Engagement Index 2012 Fehlende Mitarbeiterbindung bedroht Unternehmensleistung

Deutsche Arbeitnehmer sind nur wenig an ihren Arbeitgeber gebunden. Zu diesem Ergebnis kam der Engagement Index 2012 des Beratungsunternehmens Gallup. Demnach habe fast ein Viertel der Beschäftigten innerlich bereits gekündigt. Die Folgen: Kosten in Milliardenhöhe.
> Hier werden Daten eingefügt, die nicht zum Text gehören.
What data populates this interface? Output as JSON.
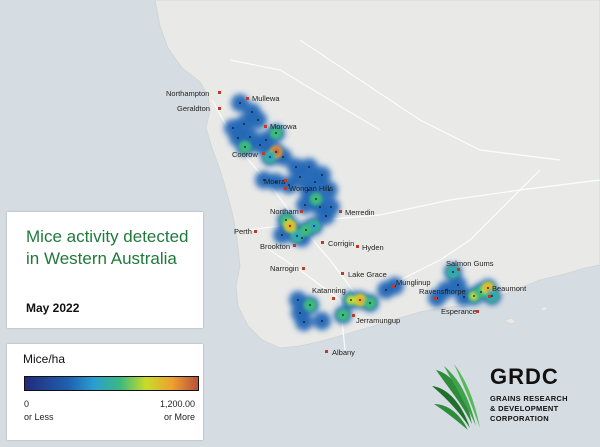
{
  "title": "Mice activity detected in Western Australia",
  "subtitle": "May 2022",
  "legend": {
    "title": "Mice/ha",
    "min_value": "0",
    "min_note": "or Less",
    "max_value": "1,200.00",
    "max_note": "or More",
    "colors": [
      "#232a7a",
      "#2060b0",
      "#2a9fd0",
      "#3cb880",
      "#c8dc2a",
      "#f0a030",
      "#b8503c"
    ]
  },
  "logo": {
    "name": "GRDC",
    "line1": "GRAINS RESEARCH",
    "line2": "& DEVELOPMENT",
    "line3": "CORPORATION"
  },
  "colors": {
    "land": "#e9e9e7",
    "sea": "#d6dde2",
    "title_green": "#1f7a3a",
    "town_marker": "#c0392b"
  },
  "towns": [
    "Northampton",
    "Geraldton",
    "Mullewa",
    "Morowa",
    "Coorow",
    "Moora",
    "Wongan Hills",
    "Northam",
    "Merredin",
    "Perth",
    "Brookton",
    "Corrigin",
    "Hyden",
    "Narrogin",
    "Lake Grace",
    "Katanning",
    "Munglinup",
    "Jerramungup",
    "Albany",
    "Salmon Gums",
    "Ravensthorpe",
    "Beaumont",
    "Esperance"
  ]
}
Fehlende Mitarbeiterbindung bedroht Unternehmensleistung

Einmal im Jahr befragt Gallup Arbeitnehmer zu den Themen emotionale Bindung, Engagement und Motivation bei der Arbeit. Die aktuelle Studie zeigt, dass sich nur wenige an ihren Arbeitgeber gebunden fühlen. Gerade einmal 15 Prozent der Befragten verspüren eine hohe emotionale Bindung. 61 Prozent machen Dienst nach Vorschrift und 24 Prozent der Beschäftigten haben innerlich bereits gekündigt. 2001 gehörten im Vergleich dazu nur 15 Prozent zur Gruppe der "emotional nicht gebundenen Mitarbeiter".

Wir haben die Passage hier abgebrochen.